Within this album, Circular Keys has created a realm of their own, shrouded in fog from afar but is full of life and colour within. This is an album that is hard to put down – out of mind – as it is within the mind that this album grows and thrives.
One of those rare outfits that cause intrigue and feverish acclaim is the Melbourne-based two-piece, Circular Keys. Consisting of Dennis Santiago and Philippa O’Shea, the duo has existed as a mysterious entity on the fringe of underground Australian sonic output thanks to a series of unheralded releases that consist of wraithlike effervescence, as well as a hesitance towards placing themselves too far forward in the limelight. Dennis Santiago has also been known to write and perform with Absolute Boys (among other outfits) and it is (most likely) through his work with Absolute Boys on their last LP that the relationship with the indomitable Bedroom Suck Records formed. In early July, Circular Keys released Sorry through Bedroom Suck, an album that has threatened to float under the radar and is yet to receive the praise that it deserves.
Sorry is an album that dabbles in dream-like concepts, situated in another realm. It acts as an aural portal to the world that exists purely in sound and mind. The album conjures mental images of leaves covered in perpetual dew, of stars that shine and float close to earth, of caverns that wind beneath the earth where sounds echo and call and lead to treasures buried deep. This is an album of alien strangeness, gentle hostility and obscure caresses; inviting and imprisoning at the same time.
After an introductory segment, Sorry bursts to life with ’Baby (Lite)’, one of two singles that emerged in the lead-up to the LP’s release. The song pulses like an approaching rainstorm, approaching on the breeze off the coast. Static beats fall like water drops into a turquoise lagoon, causing ripples through water that glows from beneath. Philippa’s voice alternates from fragmented to pristine and soaring R’n’B and is the sweet fruit covered by the fuzzy skin of Dennis Santiago’s production. ‘Child (Eurogrand)’ is another cut that emerged in 2014 and is a song that takes me deep underground. Sounds are reverberating through subterranean caves that glitter with exotic minerals. The echoing refrain of “bring out the child in me” stirs an inner-desire to return to the days of youthful wonder, a feeling that I can’t shake during listening.

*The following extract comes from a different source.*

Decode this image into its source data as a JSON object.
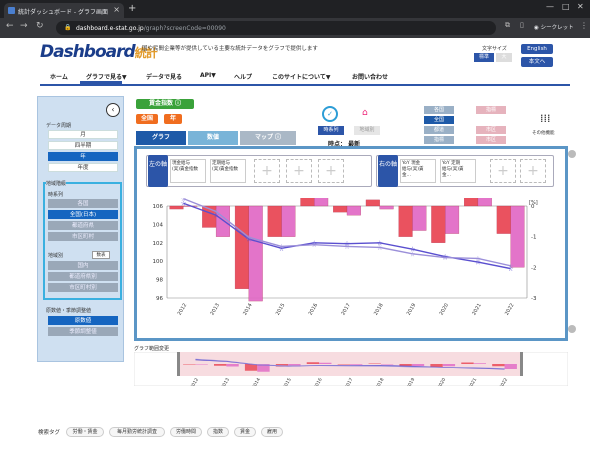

‘Sorry (Reprise)’ features beats that wouldn’t be unheard of in contemporary electronica. Delicate and pattering beats, overlayed again by haunting vocals from O’Shea keep things interesting. I hear her singing “somebody help me”, echoing like she is always just out of reach. ‘Sorry (Reprise)’ is buoyed by sparse piano repetition, keeping the song in a nice recline. A few tracks on and I’m blinded – ‘Diamond’ gleams and sparkles; it strikes with high pitched notes that pierce the atmosphere and are propelled by a blunt knock. O’Shea’s distorted vocals float unhindered, sounding so soulful even when manipulated. The journey comes to an end with ‘Somehow’; this song could loop for hours and I’d be fine with that; it’s caressing and nurturing. It ends the album with a peaceful drift away; not holding on and not encouraging you to let go – just fading away.
Within this album, Circular Keys has created a realm of their own, shrouded in fog from afar but is full of life and colour within. This is an album that I want to soundtrack my dreams or even my life – just to add a bit more majesty to the mundane. Circular Keys should be commended for their attention to creating lush soundscapes and the manipulation of noise to evoke emotional response. This is an album that is hard to put down – out of mind – as it is within the mind that this album grows and thrives.